Drexel University scientists have fabricated ultrathin, 5G-ready, MXene antennas that can be spray applied onto a variety of surfaces.
Performance-wise, these antennas stand toe to toe with copper antennas found in most mobile devices on the market today – but with the benefit of being just a fraction of their thickness and weight, notes lead author and Drexel distinguished professor, Yury Gogotsi.
“This combination of communications performance with extreme thinness, flexibility and durability sets a new standard for antenna technology.”
“While copper antennas have been the best in terms of performance for quite some time, their physical limitations have prevented connected and mobile technology from making the big leaps forward that many have predicted.”
“Due to their unique set of characteristics MXene antennas could play an enabling role in the development of IoT technology.”

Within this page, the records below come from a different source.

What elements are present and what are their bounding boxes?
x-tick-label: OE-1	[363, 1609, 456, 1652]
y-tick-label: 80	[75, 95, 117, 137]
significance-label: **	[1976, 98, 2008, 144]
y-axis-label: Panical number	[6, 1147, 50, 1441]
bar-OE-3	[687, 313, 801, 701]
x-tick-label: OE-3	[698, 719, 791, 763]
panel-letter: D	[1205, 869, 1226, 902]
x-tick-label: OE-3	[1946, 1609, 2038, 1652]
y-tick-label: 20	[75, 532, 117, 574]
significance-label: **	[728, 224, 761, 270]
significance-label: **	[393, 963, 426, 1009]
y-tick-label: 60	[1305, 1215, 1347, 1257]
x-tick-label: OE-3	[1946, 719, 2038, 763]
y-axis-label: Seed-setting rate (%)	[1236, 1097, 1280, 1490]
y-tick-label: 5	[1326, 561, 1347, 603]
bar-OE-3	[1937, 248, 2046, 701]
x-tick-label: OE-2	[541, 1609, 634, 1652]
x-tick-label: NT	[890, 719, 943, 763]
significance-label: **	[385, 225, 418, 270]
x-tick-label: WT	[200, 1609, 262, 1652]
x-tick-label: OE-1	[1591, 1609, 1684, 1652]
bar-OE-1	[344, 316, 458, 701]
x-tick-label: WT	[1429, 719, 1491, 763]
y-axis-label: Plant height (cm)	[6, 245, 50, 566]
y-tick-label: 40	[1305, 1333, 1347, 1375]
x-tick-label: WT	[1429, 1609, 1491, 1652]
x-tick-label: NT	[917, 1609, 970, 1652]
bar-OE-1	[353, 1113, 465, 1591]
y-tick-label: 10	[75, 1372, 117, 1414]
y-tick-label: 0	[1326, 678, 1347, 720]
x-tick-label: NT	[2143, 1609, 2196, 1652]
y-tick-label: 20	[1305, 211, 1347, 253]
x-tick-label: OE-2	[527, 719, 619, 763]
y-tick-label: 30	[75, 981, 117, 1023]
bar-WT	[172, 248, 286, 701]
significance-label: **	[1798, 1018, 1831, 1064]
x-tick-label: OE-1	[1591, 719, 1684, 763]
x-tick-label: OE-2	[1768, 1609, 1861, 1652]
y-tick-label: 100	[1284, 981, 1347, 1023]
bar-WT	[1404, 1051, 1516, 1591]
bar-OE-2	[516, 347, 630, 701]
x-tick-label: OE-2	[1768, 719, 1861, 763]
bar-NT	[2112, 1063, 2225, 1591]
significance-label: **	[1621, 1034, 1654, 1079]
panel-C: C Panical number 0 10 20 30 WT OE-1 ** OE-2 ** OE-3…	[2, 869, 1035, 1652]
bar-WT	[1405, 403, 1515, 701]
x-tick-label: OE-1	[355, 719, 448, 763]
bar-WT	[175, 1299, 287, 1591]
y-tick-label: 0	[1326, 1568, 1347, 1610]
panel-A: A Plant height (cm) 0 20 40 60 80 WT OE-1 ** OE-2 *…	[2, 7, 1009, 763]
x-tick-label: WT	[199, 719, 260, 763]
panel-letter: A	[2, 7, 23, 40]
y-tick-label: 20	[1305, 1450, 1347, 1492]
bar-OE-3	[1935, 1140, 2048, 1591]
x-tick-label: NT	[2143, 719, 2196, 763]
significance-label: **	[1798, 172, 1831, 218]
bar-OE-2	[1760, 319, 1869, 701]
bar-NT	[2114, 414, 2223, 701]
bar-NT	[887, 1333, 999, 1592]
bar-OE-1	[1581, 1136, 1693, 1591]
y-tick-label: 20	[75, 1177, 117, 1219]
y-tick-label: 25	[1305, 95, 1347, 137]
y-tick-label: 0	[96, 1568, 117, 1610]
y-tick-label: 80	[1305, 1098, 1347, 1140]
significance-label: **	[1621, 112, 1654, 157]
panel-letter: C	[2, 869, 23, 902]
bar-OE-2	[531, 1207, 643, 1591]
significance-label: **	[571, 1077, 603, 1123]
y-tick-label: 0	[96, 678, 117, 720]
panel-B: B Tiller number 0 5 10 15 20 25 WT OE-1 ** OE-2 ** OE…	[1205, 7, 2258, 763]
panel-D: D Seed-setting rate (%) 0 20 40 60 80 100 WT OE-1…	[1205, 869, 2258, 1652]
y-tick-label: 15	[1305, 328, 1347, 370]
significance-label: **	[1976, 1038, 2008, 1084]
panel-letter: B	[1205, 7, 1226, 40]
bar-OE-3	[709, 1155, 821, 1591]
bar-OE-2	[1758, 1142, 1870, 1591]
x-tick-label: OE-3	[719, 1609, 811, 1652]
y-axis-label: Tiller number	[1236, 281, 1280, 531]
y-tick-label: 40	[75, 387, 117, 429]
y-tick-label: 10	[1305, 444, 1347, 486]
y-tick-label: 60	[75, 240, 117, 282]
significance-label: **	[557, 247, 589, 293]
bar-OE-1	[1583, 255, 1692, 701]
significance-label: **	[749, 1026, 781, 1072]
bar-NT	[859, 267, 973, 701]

According to Gogotsi, the two-dimensional MXene makes an appealing material for new antennas because it can be spray applied, screen printed or inkjet-printed onto just about any substrate and remains flexible without sacrificing performance.
In order to demonstrate their innovation, Gogotsi and his fellow collaborators – professors Gary Friedman and Kapil Dandeka – created three sets of spray-coated MXene antennas, which were between 7-14 times thinner and 15-30 times lighter than a similar copper antenna.
Both lab and open environment testing were done at the three radio frequencies commonly used for telecommunication – including one in the target frequency of operation for 5G devices.
In each instance, the MXene antennas performed within 5% of copper antennas, with performance increasing with thickness of the antenna.
For instance, the best performing MXene patch antenna was 99% as efficient as a copper antenna operating at 16.4 GHz frequency in an open environment.
MXenes were also 98% as effective as their copper counterparts operating in the 5G bandwidth.
Moreover, these performance numbers did not waiver when the MXene antennas were subjected to as many as 5,000 bending cycles – a mark of durability that far surpasses other materials such as graphene and CNTs.